Pacar?
Setelah Elvan berhasil membuat Alfira mengenakan pakaian baru yang ia belikan, dan berbicara serius perihal perasaan. Keduanya pergi menuju bioskop seperti niat awal. Sebagai kekonsistenan janji Alfira yang bersedia menemani Elvan kemarin.
Elvan membuka layar ponselnya, sudah pukul 16.45 yang artinya mereka harus segera bergegas untuk menuju bioskop, hanya lima belas menit lagi film yang akan mereka tonton segera dimulai. "Ayok, sebelum filmnya dimulai!"
Elvan mencoba kembali menggandeng tangan Alfira untuk menuju ke lantai tiga tempat bioskop di gedung itu. Namun, Alfira langsung menolaknya dan pergi begitu saja mendahului Elvan dengan wajah datar.
Bahkan di dalam bioskop Elvan mulai menggerakan tanganya mencoba untuk kembali memegang tangan gadis yang duduk tepat di sebelah kirinya itu. Belum sempat mengangkat tangannya, langkahnya terhenti ketika melihat Alfira melipat tanganya diatas perut dengan raut wajah cantik gadis itu yang hanya menatap kosong ke depan. Ia terdiam, kemudian mengurungkan niatnya dan fokus hanya menonton film yang sedang diputar.
Disisi lain Alfira merasa geram dengan apa yang telah Elvan lakukan terhadapnya, ia terus memikirkan apa yang barusan terjadi di toko baju. Ia masih memikirkan tentang Elvan yang mencuri fotonya dan tanpa izin mempostingnya. Ia tebak, ketenanganya akan terusik kembali esok di sekolah. Tapi mau bagaimanapun, ketika ia mencoba untuk protes kepada pria itu, tidak akan berpengaruh apa pun. Sekali sudah terjadi, tidak bisa diubah lagi.
“Baik? Engga? Sebenernya Elvan baik engga, si?” gumam Alfira dalam hati. Ia masih berpikir bahwa ia tidak ada bedanya dengan gadis-gadis yang menjadi korban dari kebrengsekan Elvan jika ia menerima tawaran pria itu.
“Kenapa hati gue terus berdetak, ya? Aih, bodoamat. Gue tau Elvan cuma boongan ngomong gitu tadi,” lanjutnya sembari memejamkan matanya yang mulai pening karena cahaya di depan sana. Jarak antara tempat duduknya dengan layar hanya terpaut dua kursi saja, pantas cahayanya hampir merusak mata.
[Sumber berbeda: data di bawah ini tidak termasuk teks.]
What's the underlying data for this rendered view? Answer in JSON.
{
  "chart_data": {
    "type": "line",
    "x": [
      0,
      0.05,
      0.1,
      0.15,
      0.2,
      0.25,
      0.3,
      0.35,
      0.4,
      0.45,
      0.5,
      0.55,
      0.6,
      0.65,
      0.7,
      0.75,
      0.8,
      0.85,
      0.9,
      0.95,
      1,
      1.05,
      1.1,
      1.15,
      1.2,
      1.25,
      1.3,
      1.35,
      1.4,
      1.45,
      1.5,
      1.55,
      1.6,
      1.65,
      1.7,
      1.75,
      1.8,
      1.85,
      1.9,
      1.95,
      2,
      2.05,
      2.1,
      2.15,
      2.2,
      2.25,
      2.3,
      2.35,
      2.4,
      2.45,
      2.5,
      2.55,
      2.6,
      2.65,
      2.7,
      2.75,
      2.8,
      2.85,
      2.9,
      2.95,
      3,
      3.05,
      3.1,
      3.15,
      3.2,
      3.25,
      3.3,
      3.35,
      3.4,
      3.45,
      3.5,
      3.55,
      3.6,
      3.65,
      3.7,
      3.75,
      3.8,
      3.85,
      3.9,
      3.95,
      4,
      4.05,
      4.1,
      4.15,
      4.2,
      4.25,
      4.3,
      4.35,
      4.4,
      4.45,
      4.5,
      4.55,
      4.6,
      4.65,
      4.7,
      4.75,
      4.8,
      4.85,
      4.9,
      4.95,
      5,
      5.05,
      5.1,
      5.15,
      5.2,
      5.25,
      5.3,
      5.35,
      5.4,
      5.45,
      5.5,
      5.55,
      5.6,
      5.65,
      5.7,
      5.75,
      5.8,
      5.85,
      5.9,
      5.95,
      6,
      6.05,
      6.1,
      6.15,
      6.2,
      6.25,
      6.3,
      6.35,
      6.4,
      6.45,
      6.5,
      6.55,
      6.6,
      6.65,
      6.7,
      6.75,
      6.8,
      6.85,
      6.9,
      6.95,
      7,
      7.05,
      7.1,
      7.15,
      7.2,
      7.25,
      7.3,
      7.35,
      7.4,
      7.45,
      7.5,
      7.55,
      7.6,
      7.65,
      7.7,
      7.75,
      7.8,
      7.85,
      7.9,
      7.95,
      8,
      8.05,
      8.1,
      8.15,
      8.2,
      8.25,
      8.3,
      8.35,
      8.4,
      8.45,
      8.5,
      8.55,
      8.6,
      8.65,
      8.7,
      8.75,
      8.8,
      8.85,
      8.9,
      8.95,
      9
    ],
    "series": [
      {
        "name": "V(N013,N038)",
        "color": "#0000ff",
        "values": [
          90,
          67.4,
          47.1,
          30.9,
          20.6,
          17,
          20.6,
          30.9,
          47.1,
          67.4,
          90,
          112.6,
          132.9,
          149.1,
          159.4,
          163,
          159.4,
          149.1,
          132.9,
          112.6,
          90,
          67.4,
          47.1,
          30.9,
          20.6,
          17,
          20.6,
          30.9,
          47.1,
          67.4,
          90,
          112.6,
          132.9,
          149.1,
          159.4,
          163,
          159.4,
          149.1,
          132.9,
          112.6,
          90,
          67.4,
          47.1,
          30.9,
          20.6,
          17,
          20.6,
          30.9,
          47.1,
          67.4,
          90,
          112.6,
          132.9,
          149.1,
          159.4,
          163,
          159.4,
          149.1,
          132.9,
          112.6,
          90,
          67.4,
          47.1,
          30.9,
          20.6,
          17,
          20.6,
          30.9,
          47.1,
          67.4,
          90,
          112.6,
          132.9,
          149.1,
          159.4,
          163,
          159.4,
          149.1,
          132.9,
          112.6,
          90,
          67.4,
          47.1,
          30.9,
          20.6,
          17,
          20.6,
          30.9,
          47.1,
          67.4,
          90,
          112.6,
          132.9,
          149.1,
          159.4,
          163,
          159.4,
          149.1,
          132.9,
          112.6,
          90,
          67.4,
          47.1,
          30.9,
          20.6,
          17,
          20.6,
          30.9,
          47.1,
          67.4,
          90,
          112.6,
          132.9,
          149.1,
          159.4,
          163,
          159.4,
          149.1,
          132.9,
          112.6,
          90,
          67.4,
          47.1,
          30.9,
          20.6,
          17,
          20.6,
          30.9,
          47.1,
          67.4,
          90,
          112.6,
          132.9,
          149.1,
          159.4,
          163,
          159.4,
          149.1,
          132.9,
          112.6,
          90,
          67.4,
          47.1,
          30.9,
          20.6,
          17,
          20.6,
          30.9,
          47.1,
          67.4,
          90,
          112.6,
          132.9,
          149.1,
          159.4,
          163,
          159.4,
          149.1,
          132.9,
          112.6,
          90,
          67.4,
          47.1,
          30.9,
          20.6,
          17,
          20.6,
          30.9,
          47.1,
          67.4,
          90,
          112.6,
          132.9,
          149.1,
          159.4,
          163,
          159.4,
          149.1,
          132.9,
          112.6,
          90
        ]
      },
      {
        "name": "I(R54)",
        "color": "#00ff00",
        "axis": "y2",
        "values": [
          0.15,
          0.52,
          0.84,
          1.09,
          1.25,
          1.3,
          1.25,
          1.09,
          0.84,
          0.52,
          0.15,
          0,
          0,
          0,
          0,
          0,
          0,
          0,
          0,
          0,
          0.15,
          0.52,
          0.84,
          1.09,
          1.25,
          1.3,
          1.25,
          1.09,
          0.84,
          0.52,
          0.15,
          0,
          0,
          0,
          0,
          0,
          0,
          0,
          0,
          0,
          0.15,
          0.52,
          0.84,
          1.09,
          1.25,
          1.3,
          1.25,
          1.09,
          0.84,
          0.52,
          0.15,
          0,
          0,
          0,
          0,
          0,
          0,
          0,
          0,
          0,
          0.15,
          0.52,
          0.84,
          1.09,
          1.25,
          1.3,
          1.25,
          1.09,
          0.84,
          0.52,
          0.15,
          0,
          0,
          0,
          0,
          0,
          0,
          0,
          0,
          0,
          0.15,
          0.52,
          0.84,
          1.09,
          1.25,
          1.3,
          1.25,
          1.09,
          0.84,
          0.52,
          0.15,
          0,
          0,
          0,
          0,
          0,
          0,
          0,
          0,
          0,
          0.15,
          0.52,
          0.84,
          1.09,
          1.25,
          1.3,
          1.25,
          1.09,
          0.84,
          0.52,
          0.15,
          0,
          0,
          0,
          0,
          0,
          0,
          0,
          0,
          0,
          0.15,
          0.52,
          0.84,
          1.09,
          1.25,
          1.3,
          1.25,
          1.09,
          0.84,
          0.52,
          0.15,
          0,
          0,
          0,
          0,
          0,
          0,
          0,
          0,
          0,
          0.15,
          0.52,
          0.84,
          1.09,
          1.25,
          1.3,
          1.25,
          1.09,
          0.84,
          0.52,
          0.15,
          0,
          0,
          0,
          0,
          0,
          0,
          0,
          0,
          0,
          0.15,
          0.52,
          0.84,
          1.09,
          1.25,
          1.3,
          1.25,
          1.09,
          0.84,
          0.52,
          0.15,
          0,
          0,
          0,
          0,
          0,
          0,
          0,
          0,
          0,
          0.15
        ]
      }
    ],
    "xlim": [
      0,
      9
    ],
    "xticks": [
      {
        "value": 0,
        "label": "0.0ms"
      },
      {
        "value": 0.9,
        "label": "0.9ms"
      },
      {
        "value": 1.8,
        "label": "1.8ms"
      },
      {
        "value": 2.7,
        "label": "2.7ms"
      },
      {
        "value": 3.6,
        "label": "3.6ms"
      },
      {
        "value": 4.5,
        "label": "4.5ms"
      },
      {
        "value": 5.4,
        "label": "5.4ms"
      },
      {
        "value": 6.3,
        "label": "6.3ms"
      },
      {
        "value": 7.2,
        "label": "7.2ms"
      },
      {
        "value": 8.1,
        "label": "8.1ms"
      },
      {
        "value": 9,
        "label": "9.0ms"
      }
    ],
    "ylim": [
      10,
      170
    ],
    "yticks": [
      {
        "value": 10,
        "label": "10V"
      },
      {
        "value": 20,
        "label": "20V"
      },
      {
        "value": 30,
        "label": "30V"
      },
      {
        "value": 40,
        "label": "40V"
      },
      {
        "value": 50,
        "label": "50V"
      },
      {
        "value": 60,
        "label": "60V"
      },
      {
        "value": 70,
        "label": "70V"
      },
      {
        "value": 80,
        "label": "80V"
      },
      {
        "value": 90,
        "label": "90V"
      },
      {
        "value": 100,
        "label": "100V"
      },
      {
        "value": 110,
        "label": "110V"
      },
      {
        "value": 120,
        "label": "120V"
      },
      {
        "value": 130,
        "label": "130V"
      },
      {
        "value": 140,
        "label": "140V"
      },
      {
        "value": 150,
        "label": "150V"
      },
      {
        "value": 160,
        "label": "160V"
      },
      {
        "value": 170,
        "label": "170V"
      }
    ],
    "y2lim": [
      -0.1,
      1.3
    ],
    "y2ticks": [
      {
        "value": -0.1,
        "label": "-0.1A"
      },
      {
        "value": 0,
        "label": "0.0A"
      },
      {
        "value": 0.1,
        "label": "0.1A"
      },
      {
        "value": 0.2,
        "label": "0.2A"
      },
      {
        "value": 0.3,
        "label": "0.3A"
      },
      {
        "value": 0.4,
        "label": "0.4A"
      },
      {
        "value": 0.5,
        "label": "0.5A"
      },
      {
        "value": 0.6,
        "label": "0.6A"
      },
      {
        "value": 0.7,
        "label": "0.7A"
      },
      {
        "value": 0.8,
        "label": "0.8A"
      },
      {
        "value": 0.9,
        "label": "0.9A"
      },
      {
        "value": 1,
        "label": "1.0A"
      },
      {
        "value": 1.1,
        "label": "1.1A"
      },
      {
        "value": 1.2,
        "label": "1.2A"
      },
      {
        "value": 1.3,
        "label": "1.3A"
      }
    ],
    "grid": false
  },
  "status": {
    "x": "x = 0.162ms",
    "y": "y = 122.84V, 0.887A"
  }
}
Dua jam berselang begitu saja, tidak ada ucapan yang keluar sepatah kata pun saat film berlangsung baik Elvan maupun Alfira.
Elvan menggeliat untuk meregangkan otot-ototnya yang terasa keram sembari melirik ke sampingnya. Tepat kepada seorang gadis yang tengah asik mengotak-atik ponsel yang entah apa isi di dalamnya.
“Gimana filmnya, seru?” tanya Elvan seraya beedekatan dengan Alfira untuk sedikit mencari tahu tentang hal yang membuat gadis itu sangat serius.
“Biasa aja,” jawab Alfira dengan raut muka datar. "Pacar-pacar lo chat gue lagi," sambungnya sembari memperlihatkan beberapa deretan pesan yang ia dapat dari beberapa fan Elvan.
"Mana?" tanya Elvan serius, lalu mengambil ponsel Alfira. Benar saja, banyak kata kasar yang Alfira dapat dari mantan-mantannya. Elvan menoleh untuk meminta maaf. "Maafin gue, tapi lo ngga usah khawatir. Kan gue yang bakal jagain lo."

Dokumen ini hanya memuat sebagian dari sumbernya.